Editions : Bibliothèque de  La Pléiade. Gallimard. 354 pages


Il est des livres qui me font contrairement à d'autres, perdre tout esprit critique. Il me suffit d'en lire quelques lignes et je sais que je poursuivrai, sans sauter un mot, jusqu'à la dernière, en n'éprouvant que plaisir et admiration.
"Roderick Hudson" est de ceux-là.

 Second roman de Henry James et premier "au décor international", cet ouvrage nous entraîne  à la suite du riche et jusque là désoeuvré  Rowland Mallet, qui découvre brusquement sa vocation de mécène, en admirant la statuette qu'un jeune-homme, Roderick Hudson, a sculpté puis offert à la cousine chez qui Rowland passe quelques jours avant de quitter l'Amérique pour l'Europe.

Roderick est beau, "impulsif, spontané, sincère" et incapable de résister à la proposition qui lui est faite, de quitter Northampton, Nouvelle-Angleterre,  autrefois épicentre "d'un calvinisme intransigeant" bien peu "propice aux épanouissements artistiques".
D'autant plus que les ambitions du jeune-homme ne sont pas minces : "Faire aussi bien que Michel-Ange", sinon rien.

Si Roderick est enchanté, sa mère l'est beaucoup moins : veuve, ayant déjà perdu un fils aîné, elle a toujours vécu à Northampton et son seul rêve est de voir le seul enfant qui lui reste, s'y établir,  devenir un  homme de loi respecté et mener une vie aussi pieuse et terne que la sienne.
Miss Garland, la jeune cousine fille de pasteur, qui séjourne pour quelques temps chez Mrs Hudson,  n'a probablement pas d'autre ambition pour lui, mais y renoncera si le bonheur de Roderick nécessite son départ à l'autre bout du monde.


Northampton.
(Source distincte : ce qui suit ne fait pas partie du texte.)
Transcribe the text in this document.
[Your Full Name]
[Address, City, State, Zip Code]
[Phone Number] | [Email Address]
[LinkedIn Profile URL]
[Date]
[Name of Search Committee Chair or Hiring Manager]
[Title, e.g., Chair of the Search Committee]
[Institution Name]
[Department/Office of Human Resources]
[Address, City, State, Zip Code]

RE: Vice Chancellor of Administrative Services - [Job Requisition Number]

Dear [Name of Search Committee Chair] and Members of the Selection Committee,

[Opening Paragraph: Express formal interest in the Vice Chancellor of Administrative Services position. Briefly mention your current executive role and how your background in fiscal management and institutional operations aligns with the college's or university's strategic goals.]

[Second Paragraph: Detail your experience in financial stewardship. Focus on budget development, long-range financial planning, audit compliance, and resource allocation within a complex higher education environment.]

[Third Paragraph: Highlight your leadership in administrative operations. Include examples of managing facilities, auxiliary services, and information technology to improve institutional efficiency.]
Massachussetts

Bien sûr leur arrivée en Europe et particulièrement à Rome, où s'installent les deux jeunes-gens, est une véritable extase. Roderick travaille, Rowland pourvoie à tous ses besoins, veille aussi sur lui conscient à l'extrême de sa responsabilité,  devant Mrs Hudson et Miss Garland qui lui font totalement confiance pour veiller sur leur idole.
 Troublé d'avoir appris les fiançailles de cette dernière avec son cousin, Rowland met de côté les sentiments que celle-ci lui a inspirés au premier coup d'oeil et ne peut que se remémorer la beauté cachée de cette jeune-femme intelligente, secrète et droite.
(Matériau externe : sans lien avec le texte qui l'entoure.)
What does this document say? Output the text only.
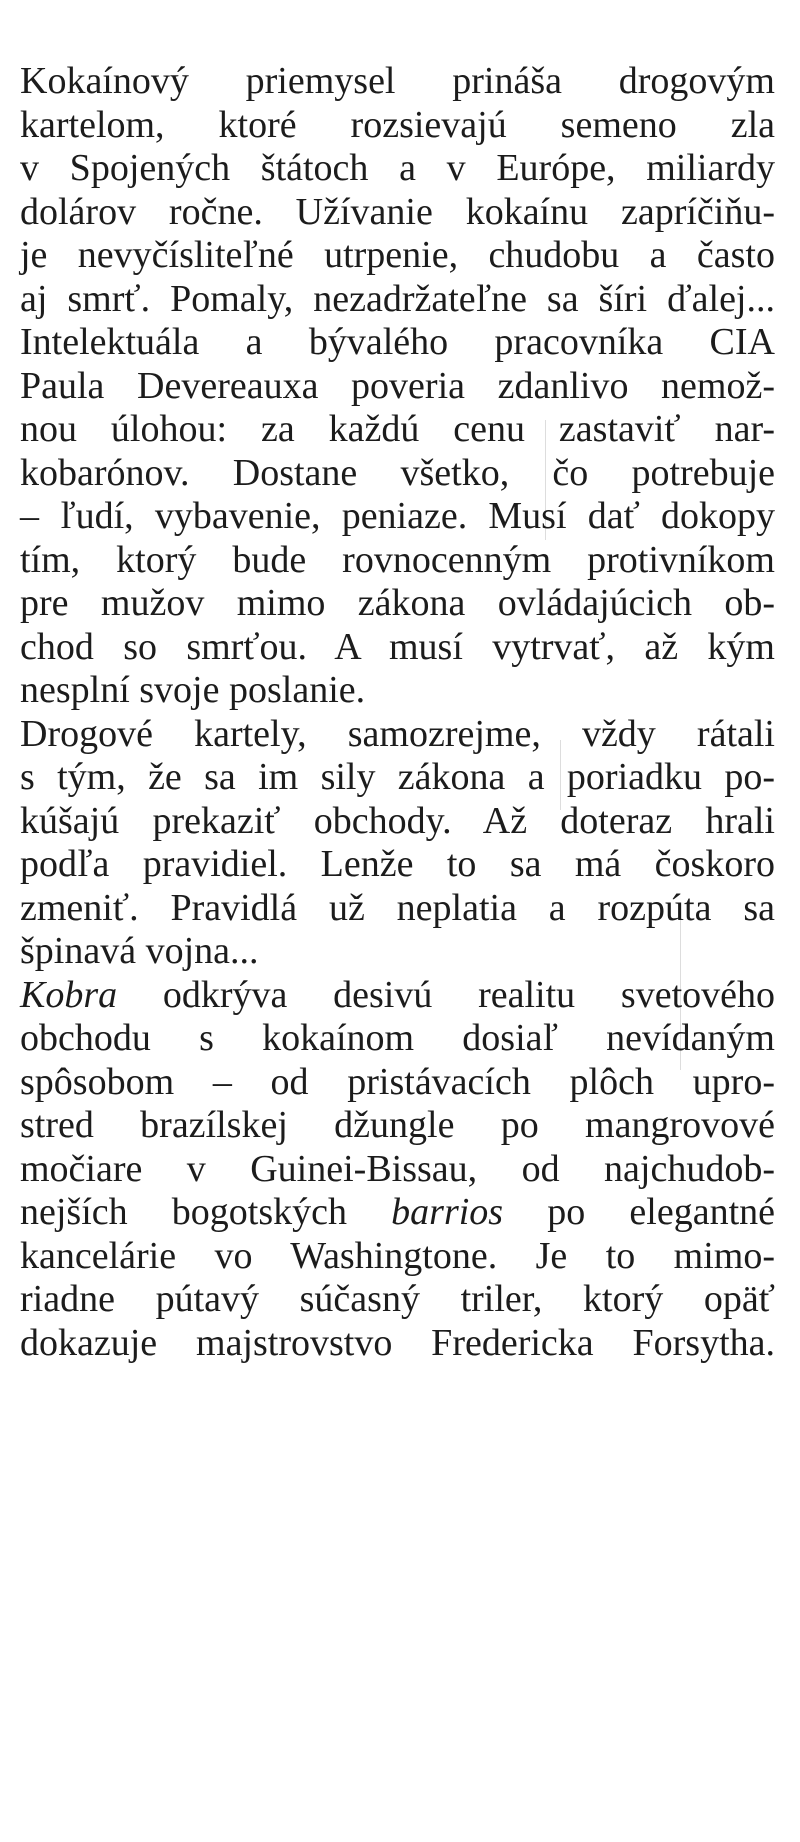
Kokaínový priemysel prináša drogovým
kartelom, ktoré rozsievajú semeno zla
v Spojených štátoch a v Európe, miliardy
dolárov ročne. Užívanie kokaínu zapríčiňu-
je nevyčísliteľné utrpenie, chudobu a často
aj smrť. Pomaly, nezadržateľne sa šíri ďalej...
Intelektuála a bývalého pracovníka CIA
Paula Devereauxa poveria zdanlivo nemož-
nou úlohou: za každú cenu zastaviť nar-
kobarónov. Dostane všetko, čo potrebuje
– ľudí, vybavenie, peniaze. Musí dať dokopy
tím, ktorý bude rovnocenným protivníkom
pre mužov mimo zákona ovládajúcich ob-
chod so smrťou. A musí vytrvať, až kým
nesplní svoje poslanie.
Drogové kartely, samozrejme, vždy rátali
s tým, že sa im sily zákona a poriadku po-
kúšajú prekaziť obchody. Až doteraz hrali
podľa pravidiel. Lenže to sa má čoskoro
zmeniť. Pravidlá už neplatia a rozpúta sa
špinavá vojna...
Kobra odkrýva desivú realitu svetového
obchodu s kokaínom dosiaľ nevídaným
spôsobom – od pristávacích plôch upro-
stred brazílskej džungle po mangrovové
močiare v Guinei-Bissau, od najchudob-
nejších bogotských barrios po elegantné
kancelárie vo Washingtone. Je to mimo-
riadne pútavý súčasný triler, ktorý opäť
dokazuje majstrovstvo Fredericka Forsytha.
Mais Rome, est dangereuse pour une âme passionnée, égotiste, inconstante.
Et Roderick Hudson n'est pas Ulysse acceptant de se faire attacher au mât de son navire pour échapper aux chants des sirènes. La belle et capricieuse Miss Light va rapidement se révéler la plus dangereuse d'entre elles.


Rome

A partir de ce moment les événements vont s'enchaîner, inéluctables. Les caractères d'abord esquissés vont peu à peu se dévoiler, en miroirs inversés.
D'un côté la facilité, une certaine paresse, l'incapacité à résister à toute tentation, une attention forcenée à soi et à ses états d'âme, que le génie est sensé excuser. 
De l'autre, le sens du devoir, la générosité, la capacité à se maîtriser, une attention sensible aux autres, qui semblent naturelles et comme dues à ceux qui en sont tellement dépourvus.
Pourtant pas de manichéisme. L' âme la plus cruelle n'est pas la plus noire. Chacun va au bout de lui -même, plus ou moins enchaîné à l'autre, les yeux ouverts.
Aucun d'eux, aucune d'elles ne sortira vainqueur de l'aventure, chacun accomplira son destin avec éclat ou modestie selon le cas. 
Et tous les coeurs seront brisés.


Alexandre Calame (1810-1864) Montagne en Suisse. Crayon et fusain sur papier.


Je ne sais pas ce qu'il faut le plus admirer dans ce livre du contraste.
La construction sage, en chapitres équilibrés -le roman a paru tout d'abord en feuilleton dans la presse - qui  nous conduit implacablement vers la fin.
Le style pour moi parfait, qui sans aucune fioriture, sans un mot de trop,  avec précision et délicatesse, sait rendre l'enchaînement des événements comme les nuances et les variations violentes ou subtiles des sentiments.
La connaissance des tourments des âmes, ceux que certains s'infligent et infligent, ceux que les autres supportent et qui laissent à jamais coupables, malgré leur juste révolte, ceux qui ont toujours cherché à aimer, malgré tout, fidèlement.

Vous l'aurez compris je n'oublierai pas ce livre  et je suis profondément heureuse de savoir qu' il me reste encore de nombreux romans d'Henry James à découvrir.

vendredi 5 octobre 2018

IDAHO





Titre original : IDAHO -2017
Auteure : Emily RUSKOVICH
Traduction : Simon BARIL
Editions Gallmeister - 2018 - 358 pages.


Je sens que cet article va être difficile à écrire car  je me dois, ni d'en dévoiler les ressorts, ni me montrer trop critique sur certains aspects qui m'ont gênée car c'est un livre de qualité,  qui ne mérite en aucun cas d'être écarté, comme nous avons parfois envie de le faire lorsque les critiques dithyrambiques, qui figurent sur la quatrième de couverture, nous semblent, tout compte fait, un peu exagérées.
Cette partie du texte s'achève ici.